A new campaign from Church & Dwight pregnancy test kit brand First Response wants to acknowledge the various difficulties associated with getting pregnant.
Created by longtime agency partner Forsman & Bodenfors, the campaign launched with a 60-second film that shares a woman’s emotional journey as she struggles to conceive. This creative stands out, as Forsman & Bodenfors associate creative director Robin Porter notes that typically, pregnancy test ads end with a woman or couple receiving the result they hoped for.
The agency notes that while World Health Organization (WHO) data shows one in six couples have difficulties conceiving, conversations about fertility and its challenges remain fairly taboo in broader culture.

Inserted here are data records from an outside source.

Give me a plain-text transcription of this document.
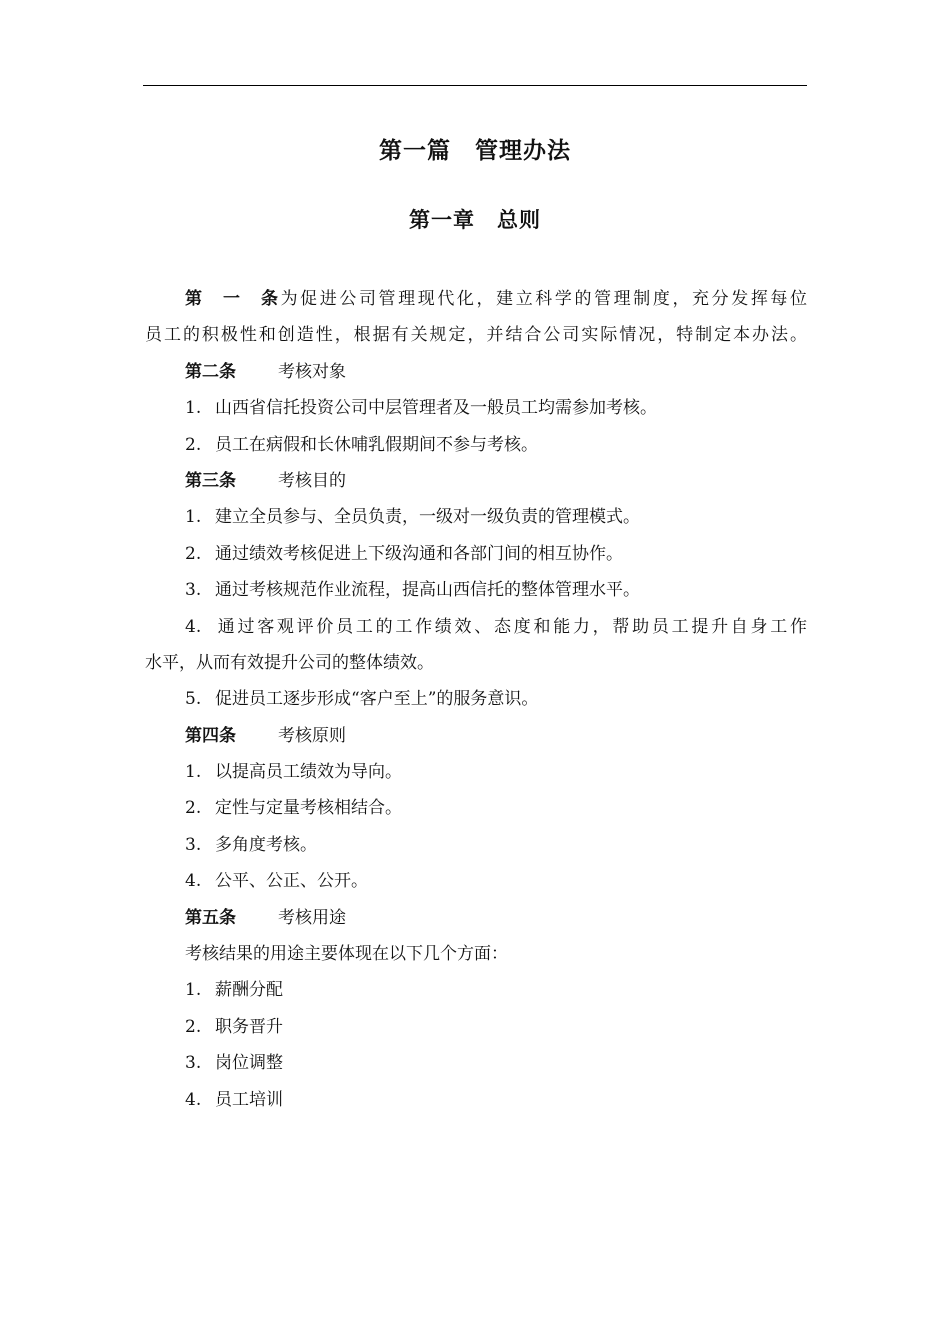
第一篇　管理办法
第一章　总则
第一条为促进公司管理现代化，建立科学的管理制度，充分发挥每位
员工的积极性和创造性，根据有关规定，并结合公司实际情况，特制定本办法。
第二条 考核对象
1. 山西省信托投资公司中层管理者及一般员工均需参加考核。
2. 员工在病假和长休哺乳假期间不参与考核。
第三条 考核目的
1. 建立全员参与、全员负责，一级对一级负责的管理模式。
2. 通过绩效考核促进上下级沟通和各部门间的相互协作。
3. 通过考核规范作业流程，提高山西信托的整体管理水平。
4. 通过客观评价员工的工作绩效、态度和能力，帮助员工提升自身工作
水平，从而有效提升公司的整体绩效。
5. 促进员工逐步形成“客户至上”的服务意识。
第四条 考核原则
1. 以提高员工绩效为导向。
2. 定性与定量考核相结合。
3. 多角度考核。
4. 公平、公正、公开。
第五条 考核用途
考核结果的用途主要体现在以下几个方面：
1. 薪酬分配
2. 职务晋升
3. 岗位调整
4. 员工培训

“This is just one example of a category that over-indexes in representations of anticipation, celebration, joy [and] relief, but there has been little representation to date of the journeys to parenthood that aren’t linear or easy,” Porter says.

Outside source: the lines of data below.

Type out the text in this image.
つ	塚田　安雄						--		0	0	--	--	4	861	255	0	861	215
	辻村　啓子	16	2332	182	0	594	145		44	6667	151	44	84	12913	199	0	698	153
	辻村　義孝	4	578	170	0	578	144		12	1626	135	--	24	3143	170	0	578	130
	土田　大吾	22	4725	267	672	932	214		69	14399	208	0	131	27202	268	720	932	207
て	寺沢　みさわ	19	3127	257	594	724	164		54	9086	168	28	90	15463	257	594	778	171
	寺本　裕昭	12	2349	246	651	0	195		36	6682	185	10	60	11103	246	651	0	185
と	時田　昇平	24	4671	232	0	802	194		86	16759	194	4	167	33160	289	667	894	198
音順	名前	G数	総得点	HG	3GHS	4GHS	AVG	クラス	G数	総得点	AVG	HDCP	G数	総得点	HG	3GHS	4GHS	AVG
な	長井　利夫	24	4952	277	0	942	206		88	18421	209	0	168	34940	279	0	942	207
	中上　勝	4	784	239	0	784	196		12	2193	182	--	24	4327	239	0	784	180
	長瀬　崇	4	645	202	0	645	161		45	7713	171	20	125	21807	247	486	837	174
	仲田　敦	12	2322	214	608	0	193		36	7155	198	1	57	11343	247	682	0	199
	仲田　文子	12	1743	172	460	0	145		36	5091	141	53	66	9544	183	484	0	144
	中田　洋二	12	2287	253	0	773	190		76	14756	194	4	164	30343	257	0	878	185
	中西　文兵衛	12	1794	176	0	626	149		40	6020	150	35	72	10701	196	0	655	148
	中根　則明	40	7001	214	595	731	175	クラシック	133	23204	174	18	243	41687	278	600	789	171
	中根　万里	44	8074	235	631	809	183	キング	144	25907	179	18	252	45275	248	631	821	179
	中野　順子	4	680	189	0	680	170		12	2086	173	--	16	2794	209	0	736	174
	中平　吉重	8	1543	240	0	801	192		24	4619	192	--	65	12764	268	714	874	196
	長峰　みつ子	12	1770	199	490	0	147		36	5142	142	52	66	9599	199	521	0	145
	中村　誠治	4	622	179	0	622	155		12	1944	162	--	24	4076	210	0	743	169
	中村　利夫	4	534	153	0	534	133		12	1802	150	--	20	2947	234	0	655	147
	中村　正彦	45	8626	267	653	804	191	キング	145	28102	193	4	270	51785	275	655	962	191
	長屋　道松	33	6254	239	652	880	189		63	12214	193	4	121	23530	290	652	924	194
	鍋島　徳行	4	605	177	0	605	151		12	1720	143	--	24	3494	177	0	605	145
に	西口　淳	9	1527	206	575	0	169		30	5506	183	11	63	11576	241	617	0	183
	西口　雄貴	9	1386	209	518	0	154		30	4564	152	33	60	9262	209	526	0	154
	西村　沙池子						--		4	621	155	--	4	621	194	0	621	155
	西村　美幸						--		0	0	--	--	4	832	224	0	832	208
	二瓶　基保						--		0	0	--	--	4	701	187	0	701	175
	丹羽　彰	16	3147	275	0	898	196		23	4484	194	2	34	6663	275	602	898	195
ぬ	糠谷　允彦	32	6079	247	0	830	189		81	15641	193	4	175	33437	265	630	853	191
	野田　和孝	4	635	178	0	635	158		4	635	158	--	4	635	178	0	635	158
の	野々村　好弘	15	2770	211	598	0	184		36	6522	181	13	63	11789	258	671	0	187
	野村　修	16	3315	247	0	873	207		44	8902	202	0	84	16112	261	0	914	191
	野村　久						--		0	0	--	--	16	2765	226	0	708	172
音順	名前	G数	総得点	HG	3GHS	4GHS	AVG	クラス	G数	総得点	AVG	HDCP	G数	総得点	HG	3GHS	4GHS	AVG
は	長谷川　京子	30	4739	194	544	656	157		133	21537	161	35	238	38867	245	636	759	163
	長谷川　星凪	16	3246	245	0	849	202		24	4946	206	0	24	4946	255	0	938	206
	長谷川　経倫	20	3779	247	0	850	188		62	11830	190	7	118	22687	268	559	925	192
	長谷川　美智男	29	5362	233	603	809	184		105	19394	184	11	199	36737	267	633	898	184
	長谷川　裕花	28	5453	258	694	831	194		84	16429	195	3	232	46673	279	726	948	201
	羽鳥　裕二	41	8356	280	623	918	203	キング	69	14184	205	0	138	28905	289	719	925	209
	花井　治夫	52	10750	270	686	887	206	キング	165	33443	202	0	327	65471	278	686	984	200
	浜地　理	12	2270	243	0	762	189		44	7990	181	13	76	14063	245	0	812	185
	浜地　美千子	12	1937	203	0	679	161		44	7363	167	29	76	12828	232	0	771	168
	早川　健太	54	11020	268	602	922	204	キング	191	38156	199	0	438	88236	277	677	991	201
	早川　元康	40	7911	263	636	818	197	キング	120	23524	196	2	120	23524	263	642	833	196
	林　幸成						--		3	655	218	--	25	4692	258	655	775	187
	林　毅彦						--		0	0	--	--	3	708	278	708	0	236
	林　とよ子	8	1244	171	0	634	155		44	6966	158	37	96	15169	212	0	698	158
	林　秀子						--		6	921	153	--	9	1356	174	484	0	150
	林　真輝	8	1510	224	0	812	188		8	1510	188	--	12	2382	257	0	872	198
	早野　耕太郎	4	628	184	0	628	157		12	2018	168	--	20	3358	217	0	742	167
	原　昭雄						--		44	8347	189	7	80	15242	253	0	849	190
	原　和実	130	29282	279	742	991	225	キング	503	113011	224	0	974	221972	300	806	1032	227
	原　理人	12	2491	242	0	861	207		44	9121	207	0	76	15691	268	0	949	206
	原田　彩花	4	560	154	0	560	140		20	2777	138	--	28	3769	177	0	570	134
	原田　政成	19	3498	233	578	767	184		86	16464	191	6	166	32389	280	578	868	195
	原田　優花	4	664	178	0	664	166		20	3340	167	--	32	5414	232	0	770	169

First Response has partnered with Fertility Matters Canada, a Canadian organization dedicated to providing support, awareness, education and advocating for equitable access to fertility care. Working with Veritas Communications, it has also continued the relationship with Emily Getz, a fertility mindset coach.
Porter tells strategy the campaign is targeting women who have experienced the many nuanced emotions, stressors and challenges that come with struggling to conceive and who can connect with the reality of struggling in silence.
The national campaign for the Church & Dwight brand launches this week and includes video, social assets and a new microsite with info and resources. Veritas Communications handled PR and Wavemaker, which retained the CPG’s media business after a competitive review last fall, took care of the buy.
“This campaign exists entirely online with no traditional broadcast component meaning that all touch points provide a seamless click to the resources and support hosted on our website,” Porter says.
Forsman & Bodenfors has been Church & Dwight Canada’s strategic and creative AOR for two decades, leading First Response and more than 20 brands in its portfolio, doing recent campaign work for Trojan condoms and moisturizer brand, Replens.
Earlier this month, Church & Dwight announced it had hiked quarterly ad spend by $30 million to around $152 million and “gained share in a majority of [its] categories.”